The English have long tended to celebrate the provincial and rural over the metropolitan. And smug metropolitan-hating parochialism and swaggering philistinism have long defined the shires, compelling many a bright young thing to escape to the big city. Some of those bright young things may return, as the provincial ‘somewhere’ is held up as a seedbed of community, meaning, the good life and authenticity against the emptiness and shallowness of city life. It is a persistent motif of a return-to-nature, back-to-basics counter culture, disenchanted with the excesses and false promises of liberal, urban civilisation. Yet can this somewhere be found in a hinterland, which is more a myth than reality? Is this ‘somewhere’ merely another car-dependent nowhere, an elevated suburbia of renovated cottages, identikit housing estates, out-or-town shopping centres, industrialised food production and farming, dingy towns, inadequate infrastructure, all repackaged by a bogus heritage culture and imported artisanal pretension? Life in the sticks may be an interesting counterpoint to frenetic, big city life, yet there needs to be some critical balance against London bashing and back-to-somewhere delusion and proselytising.

Russell Hamilton
Russell Hamilton
4 years ago

Yes, move to a small town, there’s no chance of finding small-minded, disapproving people who will never accept you as anything but a blow-in. And you won’t miss the bookshops, concerts, diverse restaurants, fashion choices and just being with other young people like yourself. It will be so easy to find a good music teacher etc. …..

D Alsop
D Alsop
4 years ago

why would you not be able to go to a concert just because you moved out of the city? fashion choices? everyone shops online so same choices unless you like weird clothes from Camden Market. Bookshops? Believe it or not people outside of cities also read as well, lots of towns have great independent bookshops. Same with food and believe it or not, there are young people outside of cities, shocking i know!

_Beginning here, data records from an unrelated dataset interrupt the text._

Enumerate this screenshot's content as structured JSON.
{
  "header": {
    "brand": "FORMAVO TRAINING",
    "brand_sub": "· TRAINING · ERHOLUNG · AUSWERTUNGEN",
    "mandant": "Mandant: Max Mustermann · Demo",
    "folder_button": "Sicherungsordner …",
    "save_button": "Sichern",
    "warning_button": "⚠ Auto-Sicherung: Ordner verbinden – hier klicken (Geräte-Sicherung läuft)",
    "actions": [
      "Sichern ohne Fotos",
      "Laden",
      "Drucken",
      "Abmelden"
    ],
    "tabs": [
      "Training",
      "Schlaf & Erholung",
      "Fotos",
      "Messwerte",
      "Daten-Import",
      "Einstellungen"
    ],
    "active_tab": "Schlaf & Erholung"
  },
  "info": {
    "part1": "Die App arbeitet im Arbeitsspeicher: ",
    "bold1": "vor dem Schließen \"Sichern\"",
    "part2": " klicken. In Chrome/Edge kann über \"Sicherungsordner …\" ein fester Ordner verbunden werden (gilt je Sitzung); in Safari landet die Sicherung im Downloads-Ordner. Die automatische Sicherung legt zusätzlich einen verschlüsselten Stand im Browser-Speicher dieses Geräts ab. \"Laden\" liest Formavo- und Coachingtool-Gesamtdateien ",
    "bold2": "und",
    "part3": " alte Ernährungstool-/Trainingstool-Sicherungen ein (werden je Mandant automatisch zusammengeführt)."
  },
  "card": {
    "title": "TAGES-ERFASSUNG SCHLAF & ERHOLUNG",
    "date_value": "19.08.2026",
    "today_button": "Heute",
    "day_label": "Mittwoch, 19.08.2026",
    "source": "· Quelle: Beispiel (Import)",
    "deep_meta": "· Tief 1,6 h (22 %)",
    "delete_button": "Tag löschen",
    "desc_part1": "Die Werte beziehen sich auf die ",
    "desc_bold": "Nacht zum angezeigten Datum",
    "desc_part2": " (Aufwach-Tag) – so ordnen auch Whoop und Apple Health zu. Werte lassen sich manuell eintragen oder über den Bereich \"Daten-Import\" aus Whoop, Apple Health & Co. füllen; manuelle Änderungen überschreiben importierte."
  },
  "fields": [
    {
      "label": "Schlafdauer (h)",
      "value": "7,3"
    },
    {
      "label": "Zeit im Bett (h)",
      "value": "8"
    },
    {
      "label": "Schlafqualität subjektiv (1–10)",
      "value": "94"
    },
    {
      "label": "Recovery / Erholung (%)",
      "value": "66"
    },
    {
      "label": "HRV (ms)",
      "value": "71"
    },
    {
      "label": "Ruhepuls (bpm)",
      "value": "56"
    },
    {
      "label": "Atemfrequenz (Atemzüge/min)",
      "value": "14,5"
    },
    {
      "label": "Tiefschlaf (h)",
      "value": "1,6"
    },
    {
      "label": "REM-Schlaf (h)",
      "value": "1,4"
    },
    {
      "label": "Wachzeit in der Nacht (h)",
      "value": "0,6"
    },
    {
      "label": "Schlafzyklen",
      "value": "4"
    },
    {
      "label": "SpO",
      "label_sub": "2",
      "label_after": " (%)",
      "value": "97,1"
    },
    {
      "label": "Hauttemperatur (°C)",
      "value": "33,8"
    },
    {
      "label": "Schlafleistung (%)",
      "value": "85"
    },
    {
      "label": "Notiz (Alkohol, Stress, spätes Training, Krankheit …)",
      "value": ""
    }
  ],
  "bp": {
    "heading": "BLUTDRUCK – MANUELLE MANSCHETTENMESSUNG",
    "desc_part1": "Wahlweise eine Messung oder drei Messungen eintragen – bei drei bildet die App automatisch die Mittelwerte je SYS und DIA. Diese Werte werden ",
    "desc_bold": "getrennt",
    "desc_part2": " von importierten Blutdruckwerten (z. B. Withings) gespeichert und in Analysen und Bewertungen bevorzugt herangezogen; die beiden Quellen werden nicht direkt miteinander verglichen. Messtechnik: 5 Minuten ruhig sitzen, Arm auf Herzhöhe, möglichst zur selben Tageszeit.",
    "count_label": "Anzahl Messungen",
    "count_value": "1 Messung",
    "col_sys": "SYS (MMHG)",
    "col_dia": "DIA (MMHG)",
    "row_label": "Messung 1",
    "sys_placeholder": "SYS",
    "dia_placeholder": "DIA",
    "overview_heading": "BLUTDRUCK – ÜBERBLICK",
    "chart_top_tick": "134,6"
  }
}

The best bit of moving out of London? Hell of a lot less crime, do i miss the high levels of crime and constant threat of danger? Not on your life! There is nothing trendy about the constant fear of someone pulling a knife on you, throwing acid in your face, stealing your phone/wallet/bike etc It is certainly no place to bring up a young child that is for sure.

Be trendy or be safe? No brainer for me really

JR Stoker
JR Stoker
4 years ago

I did just that; 40 years in London and finally got out. To deep rurality, but with a wonderful classical and modern music scene (and music teachers – starting right next door), lanes and barns full of artisans and creatives making all sorts of wonderful things, good food and much cheaper and less pretentious, and even bookshops. And publishers, writers, bookclubs… Amazing, there’s life out here, culture, creativity, and friendly people.